A FICÇÃO quis imitar a visão e multiplicou sobre a Terra a aberração, a abominação: falsos reinos de falsos cristos com os seus tronos e dominações milenaristas, messianismos em cadeia. Reinos cristãos, impérios cristãos, cristandades agora em ruínas. Antes de Cristo, os reinos eram todos da Carne, do orgulho da Carne, dum homem sobre os outros homens, duma família sobre as outras famílias, dum povo, duma nação ou duma raça sobre os outros povos, nações e raças, Nunca se viu e nunca se ouviu falar, antes de Cristo, em guerras [e] religiões, que aliás se equivaliam todas umas às outras. Alexandre Magno quis conquistar o Mundo e impor-lhe a cultura grega, mas a única guerra de religião que fomentou foi contra os judeus, pois o culto destes não suportava nem comportava a cultura grega. Que o digam os irmãos Macabeus. Nem os budistas, que foram a única religião de salvação, antes de Cristo, a apresentar-se ao Mundo, se lembraram de fazer guerras de religião. Todas as guerras antes de Cristo foram do quero-posso-e-mando, do cheguei-vi-e-venci.
Foi então o Cristo que nos trouxe a guerra santa? Não foi o Cristo Jesus que nos trouxe a guerra santa, nem ele nem os seus mártires que nunca pretenderam um reino deste Mundo. Foram os falsos cristos que geraram os falsos messianismos, desde Bizâncio a Carlos Magno, desde o reino papal ao imenso Portugal, desde o 5e Império ao Império Britânico, desde a Revolução Francesa nos braços de Napoleão à Revolução Russa nos braços de Estaline, desde o sonho romano ao sonho americano. Pouca gente sabe que o próprio Império Islâmico foi um projecto messianista importado pelos árabes dos judeus e dos cristãos. Não foi à vista de Bizâncio que se fez e cresceu o Islão?
COLOCADOS neste ponto privilegiado, que não é o cume difícil reservado a alguns eleitos mas a sólida plataforma construída por vinte séculos de experiência cristã, como escreveu Teilhard de Chardin, podemos ver sem tentações nem restaurações, de cima para cima, não de baixo para baixo, o que de definitivo e irreversível já aparece na Nova Jerusalém que se edifica. A hora não é mais de tentação, mas de visão renovada e esclarecida, à luz dos julgamentos de Deus, diante das ruínas das cristandades e das suas imitações laicas, à luz dos sinais dos Tempos.
Vivemos em tempos de pós-cristandade.

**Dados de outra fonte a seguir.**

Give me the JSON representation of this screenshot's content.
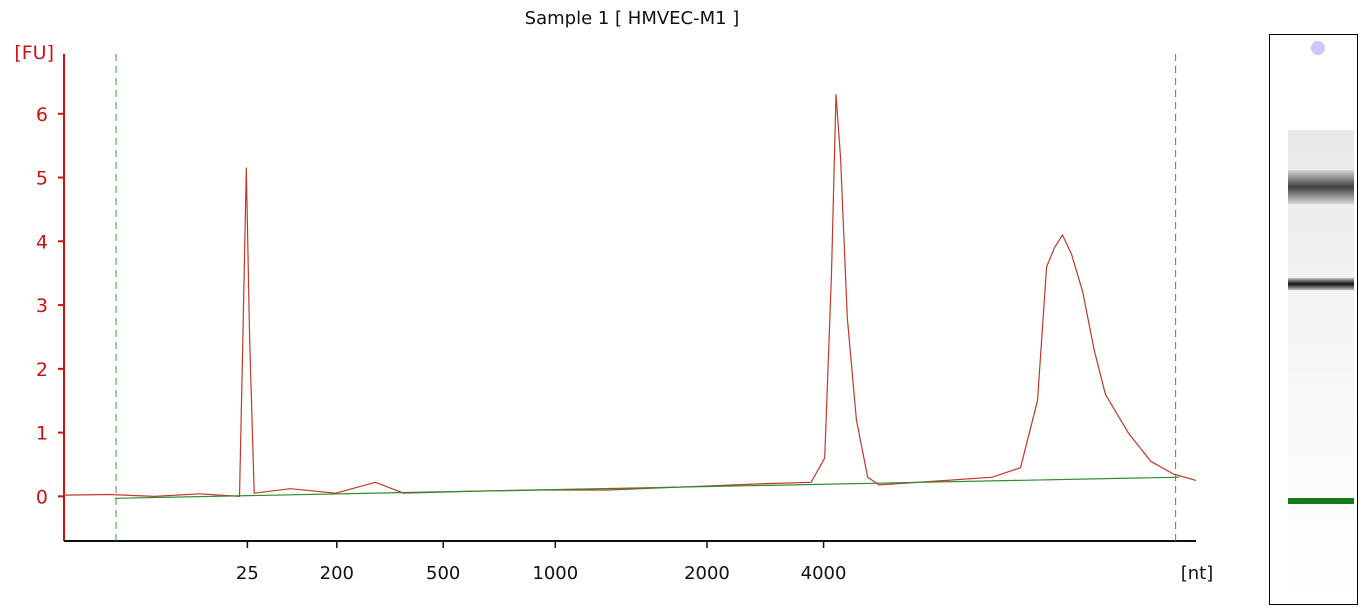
{
  "chart_data": {
    "type": "line",
    "title": "Sample 1  [ HMVEC-M1 ]",
    "ylabel": "[FU]",
    "xlabel": "[nt]",
    "ylim": [
      -0.7,
      7.0
    ],
    "yticks": [
      0,
      1,
      2,
      3,
      4,
      5,
      6
    ],
    "xticks": [
      "25",
      "200",
      "500",
      "1000",
      "2000",
      "4000"
    ],
    "xscale": "nonlinear size ladder (migration time)",
    "grid": false,
    "marker_lines": [
      "lower marker",
      "upper marker"
    ],
    "series": [
      {
        "color": "#c0392b",
        "description_points": [
          {
            "x": 0.0,
            "y": 0.02
          },
          {
            "x": 0.04,
            "y": 0.03
          },
          {
            "x": 0.08,
            "y": 0.0
          },
          {
            "x": 0.12,
            "y": 0.04
          },
          {
            "x": 0.155,
            "y": 0.0
          },
          {
            "x": 0.158,
            "y": 2.5
          },
          {
            "x": 0.161,
            "y": 5.15
          },
          {
            "x": 0.164,
            "y": 2.5
          },
          {
            "x": 0.168,
            "y": 0.05
          },
          {
            "x": 0.2,
            "y": 0.12
          },
          {
            "x": 0.24,
            "y": 0.05
          },
          {
            "x": 0.275,
            "y": 0.22
          },
          {
            "x": 0.3,
            "y": 0.05
          },
          {
            "x": 0.36,
            "y": 0.08
          },
          {
            "x": 0.42,
            "y": 0.1
          },
          {
            "x": 0.48,
            "y": 0.1
          },
          {
            "x": 0.55,
            "y": 0.15
          },
          {
            "x": 0.62,
            "y": 0.2
          },
          {
            "x": 0.66,
            "y": 0.22
          },
          {
            "x": 0.672,
            "y": 0.6
          },
          {
            "x": 0.678,
            "y": 3.5
          },
          {
            "x": 0.682,
            "y": 6.3
          },
          {
            "x": 0.686,
            "y": 5.3
          },
          {
            "x": 0.692,
            "y": 2.8
          },
          {
            "x": 0.7,
            "y": 1.2
          },
          {
            "x": 0.71,
            "y": 0.3
          },
          {
            "x": 0.72,
            "y": 0.18
          },
          {
            "x": 0.78,
            "y": 0.25
          },
          {
            "x": 0.82,
            "y": 0.3
          },
          {
            "x": 0.845,
            "y": 0.45
          },
          {
            "x": 0.86,
            "y": 1.5
          },
          {
            "x": 0.868,
            "y": 3.6
          },
          {
            "x": 0.875,
            "y": 3.9
          },
          {
            "x": 0.882,
            "y": 4.1
          },
          {
            "x": 0.89,
            "y": 3.8
          },
          {
            "x": 0.9,
            "y": 3.2
          },
          {
            "x": 0.91,
            "y": 2.3
          },
          {
            "x": 0.92,
            "y": 1.6
          },
          {
            "x": 0.94,
            "y": 1.0
          },
          {
            "x": 0.96,
            "y": 0.55
          },
          {
            "x": 0.98,
            "y": 0.35
          },
          {
            "x": 1.0,
            "y": 0.25
          }
        ]
      },
      {
        "color": "#2e8b2e",
        "description_points": [
          {
            "x": 0.045,
            "y": -0.03
          },
          {
            "x": 0.985,
            "y": 0.3
          }
        ]
      }
    ]
  },
  "gel": {
    "marker_color": "#1a7a1a"
  }
}
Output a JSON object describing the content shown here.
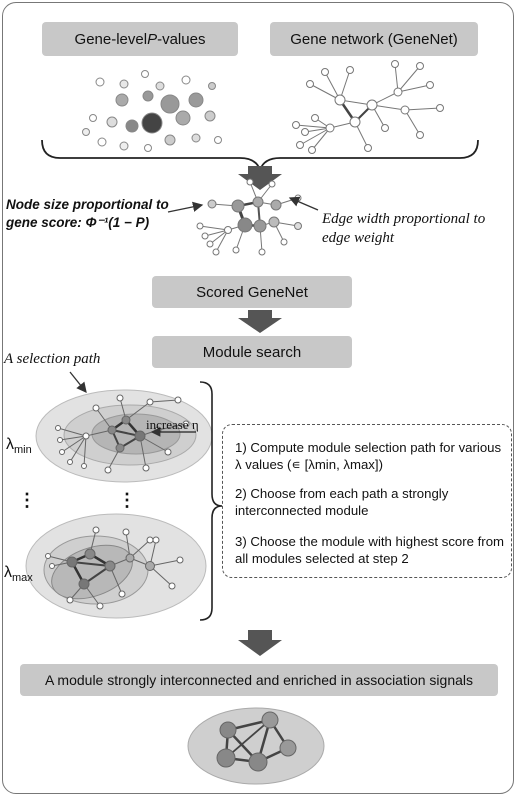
{
  "inputs": {
    "pvalues_label_pre": "Gene-level ",
    "pvalues_label_ital": "P",
    "pvalues_label_post": "-values",
    "genenet_label": "Gene network (GeneNet)"
  },
  "annotations": {
    "node_size_line1": "Node size proportional to",
    "node_size_line2": "gene score: Φ⁻¹(1 − P)",
    "edge_width_line1": "Edge width proportional to",
    "edge_width_line2": "edge weight",
    "selection_path": "A selection path",
    "increase_eta": "increase η"
  },
  "process": {
    "scored_genenet": "Scored GeneNet",
    "module_search": "Module search",
    "result": "A module strongly interconnected and enriched in association signals"
  },
  "lambda": {
    "symbol": "λ",
    "min_sub": "min",
    "max_sub": "max",
    "dots": "⋮"
  },
  "steps": [
    "1)  Compute module selection path for various λ values (∊ [λmin, λmax])",
    "2) Choose from each path a strongly interconnected module",
    "3) Choose the module with highest score from all modules selected at step 2"
  ],
  "colors": {
    "box": "#c8c8c8",
    "arrow": "#555555",
    "frame": "#777777"
  }
}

Não em tempos pós-cristãos, como alguns dizem, como alguns temem. Nem toda a Igreja ainda e já percebeu isso. O nosso reino não é deste Mundo. Se fosse deste Mundo, Bizâncio não teria caído, os Papas de Roma não teriam perdido o seu poder temporal e os seus reinos.
Se fosse deste Mundo, os persas, os árabes e os turcos, não teriam levado a melhor. D. Sebastião teria voltado de Alcácer-Quibir com mais uma vitória para construir o imenso Portugal, reino de Cristo na terra, no mar e no ar, com a capital em Lisboa, Patriarcado de Lisboa, 4ª Roma depois da primeira, depois de Constantinopla, depois de Moscovo… , vingança histórica de Deus contra todos os seus inimigos, contra os Judeus que o mataram, contra os Mouros que o cercaram, contra os Protestantes que o dividiram, contra os Maçónicos que o diluíram nas luzes de Paris, contra os comunistas que o quiseram reduzir ao Santo Materialismo…
Estes últimos tempos não são menos cristãos que os primeiros tempos de Cristo. Não são de Cristandade, pois pela Cristandade passamos e a ela nunca mais voltamos. Mas são cristãos estes tempos, mais do que os primeiros, mais que os tempos de Cristandade. Agora circulamos livremente por toda a Terra sem precisarmos que Constantino nos abra de espada na mão as fronteiras, sem precisarmos que D. João II nos abra o mar com as caravelas, nem que os americanos vençam os russos para ser quem somos na América, na Lituânia ou na Ucrânia.
Ainda temos alguns problemas herdados da Cristandade, questões não resolvidas, adiadas, interiores à Igreja. O Concílio Vaticano II apontou as soluções que são mais fáceis de adoptar fora da Igreja que dentro dela… As vozes já se fazem ouvir a todos os níveis. Estas questões são de debate, e às questões reais com que nos debatemos ninguém escapará, seja padre ou seja leigo, seja papa ou seja bispo. A única unidade que é preciso salvar é a da liberdade da Verdade, e o amor a pôr em todas as coisas. De resto, a paciência dos Santos, que é superior à dos Sábios, nos garantirá a única vitória que interessa, a da Fé que venceu o Mundo.